Mu’s team is advocating for what they interpret from the rule book: that she is entitled for the final to be rerun. The USATF does not agree with that interpretation. Regardless, Arceneaux plans to follow through. The system, he says, is what needs changing, whether this particular race and specific ruling can even be changed at this point or not.
Why do other countries with elite track and field athletes build safeguards into their processes to qualify for the Olympics? Why does the U.S. choose to take a no-safeguards-in-selection approach?
This specific issue surfaces fairly often. A New York Times article from 1988 shows that the “cutthroat aspect” of trials has been a point of contention for decades. It was highlighted in a Dan and Dave advertising campaign before the 1992 Olympics, when world decathlon champion Dan O’Brien missed his first three pole vault attempts and failed to even qualify. In 2016, Alysia Montaño got tripped in the 800, at the same Hayward Field, and didn’t qualify. This year, the USATF will not send the 2022 hammer throw world champion (Brooke Anderson) or the 2023 discus world champion (Laulauga Tausaga-Collins) to Paris; they both fouled out of their respective competitions in Eugene.
Hence Mu’s team—and many others in the world of track—advocate for a more nuanced approach.
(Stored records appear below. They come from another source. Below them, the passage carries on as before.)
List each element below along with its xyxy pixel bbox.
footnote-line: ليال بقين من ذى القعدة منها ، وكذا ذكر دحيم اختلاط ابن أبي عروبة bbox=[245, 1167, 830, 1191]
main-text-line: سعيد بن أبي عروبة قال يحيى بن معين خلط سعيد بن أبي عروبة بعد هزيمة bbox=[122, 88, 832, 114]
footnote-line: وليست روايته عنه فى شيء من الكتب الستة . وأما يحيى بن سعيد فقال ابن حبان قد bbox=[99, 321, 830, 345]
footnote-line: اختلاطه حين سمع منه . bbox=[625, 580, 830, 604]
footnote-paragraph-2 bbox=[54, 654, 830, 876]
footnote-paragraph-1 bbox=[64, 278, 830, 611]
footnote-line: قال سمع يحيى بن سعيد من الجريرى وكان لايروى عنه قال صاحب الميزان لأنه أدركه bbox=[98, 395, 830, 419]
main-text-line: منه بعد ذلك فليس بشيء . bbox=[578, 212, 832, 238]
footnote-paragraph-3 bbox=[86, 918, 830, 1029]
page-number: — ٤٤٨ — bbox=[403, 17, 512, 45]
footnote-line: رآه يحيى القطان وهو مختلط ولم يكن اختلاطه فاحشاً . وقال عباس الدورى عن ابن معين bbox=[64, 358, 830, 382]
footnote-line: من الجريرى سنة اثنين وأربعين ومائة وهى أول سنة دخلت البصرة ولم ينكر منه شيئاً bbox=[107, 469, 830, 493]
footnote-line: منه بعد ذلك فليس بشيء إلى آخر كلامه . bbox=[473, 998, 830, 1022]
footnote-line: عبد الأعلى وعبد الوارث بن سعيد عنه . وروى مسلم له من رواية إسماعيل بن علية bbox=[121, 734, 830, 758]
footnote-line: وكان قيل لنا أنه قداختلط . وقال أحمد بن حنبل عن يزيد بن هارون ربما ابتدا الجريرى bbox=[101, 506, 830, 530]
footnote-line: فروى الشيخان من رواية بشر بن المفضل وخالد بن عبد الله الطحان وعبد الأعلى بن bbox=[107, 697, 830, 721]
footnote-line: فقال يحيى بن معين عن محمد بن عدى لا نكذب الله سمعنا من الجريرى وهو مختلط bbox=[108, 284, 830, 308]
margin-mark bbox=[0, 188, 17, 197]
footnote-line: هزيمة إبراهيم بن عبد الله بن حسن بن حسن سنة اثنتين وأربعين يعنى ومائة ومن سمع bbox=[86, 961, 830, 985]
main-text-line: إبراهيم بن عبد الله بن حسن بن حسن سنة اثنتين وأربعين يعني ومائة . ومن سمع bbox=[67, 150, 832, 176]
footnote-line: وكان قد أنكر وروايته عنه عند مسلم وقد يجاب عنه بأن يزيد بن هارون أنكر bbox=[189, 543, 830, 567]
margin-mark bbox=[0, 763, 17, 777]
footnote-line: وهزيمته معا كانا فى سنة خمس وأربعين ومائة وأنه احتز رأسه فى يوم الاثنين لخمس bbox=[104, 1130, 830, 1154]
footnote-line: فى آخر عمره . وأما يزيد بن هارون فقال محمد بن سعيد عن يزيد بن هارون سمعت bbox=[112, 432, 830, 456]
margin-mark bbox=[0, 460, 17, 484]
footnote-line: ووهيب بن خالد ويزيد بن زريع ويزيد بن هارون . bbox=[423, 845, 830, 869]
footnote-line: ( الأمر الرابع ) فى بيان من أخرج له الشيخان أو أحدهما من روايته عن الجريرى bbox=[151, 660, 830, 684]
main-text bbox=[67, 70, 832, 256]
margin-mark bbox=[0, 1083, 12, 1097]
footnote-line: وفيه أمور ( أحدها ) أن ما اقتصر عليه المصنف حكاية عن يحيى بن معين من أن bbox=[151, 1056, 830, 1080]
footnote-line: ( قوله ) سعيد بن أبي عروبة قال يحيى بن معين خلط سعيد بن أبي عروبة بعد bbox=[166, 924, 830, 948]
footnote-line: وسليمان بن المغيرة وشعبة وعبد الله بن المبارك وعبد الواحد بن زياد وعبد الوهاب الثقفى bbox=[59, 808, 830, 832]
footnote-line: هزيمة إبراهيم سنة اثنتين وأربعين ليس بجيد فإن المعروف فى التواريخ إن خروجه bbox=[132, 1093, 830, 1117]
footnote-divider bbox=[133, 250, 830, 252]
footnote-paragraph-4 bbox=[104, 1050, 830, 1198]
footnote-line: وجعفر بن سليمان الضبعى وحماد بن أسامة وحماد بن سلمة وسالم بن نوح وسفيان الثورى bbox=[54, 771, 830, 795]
Something like the methodology used by World Athletics for its championships. That organization reserves slots for defending champions and those who win Diamond League seasons. It also allows for a country to bring a fourth competitor, should someone else qualify one of the other ways. Also interesting to note: Mu’s primary rival, the 800-specialist and now gold medal favorite Keely Hodgkinson of Great Britain, does not have to run to qualify.
Track and field legend Michael Johnson offered a counter argument: “I think we all feel terrible for Athing. Our [U.S.] Trials selection policy works best because it eliminates politics in selection. And the strength and depth of the [U.S] team allows such a policy,” he wrote on X.
The U.S.’s choice, surely, increases the drama and suspense of trials. It plays into America's deep need for athletes to rise up, no matter the cost, and perform at their best when it matters most.
But, Arceneaux asks, at what cost? Wouldn’t the trials be just as suspenseful another way? And, if someone like Mu could compete in the Olympics despite her fall in one race on one day, wouldn’t it benefit America and its track team at the actual Games?
If there is a bright side to consider, Mu may still have a chance to go to Paris if she is selected for the 4x400-meter relay team, as she was for Tokyo, where she won a second gold. She wants to do that. She still might.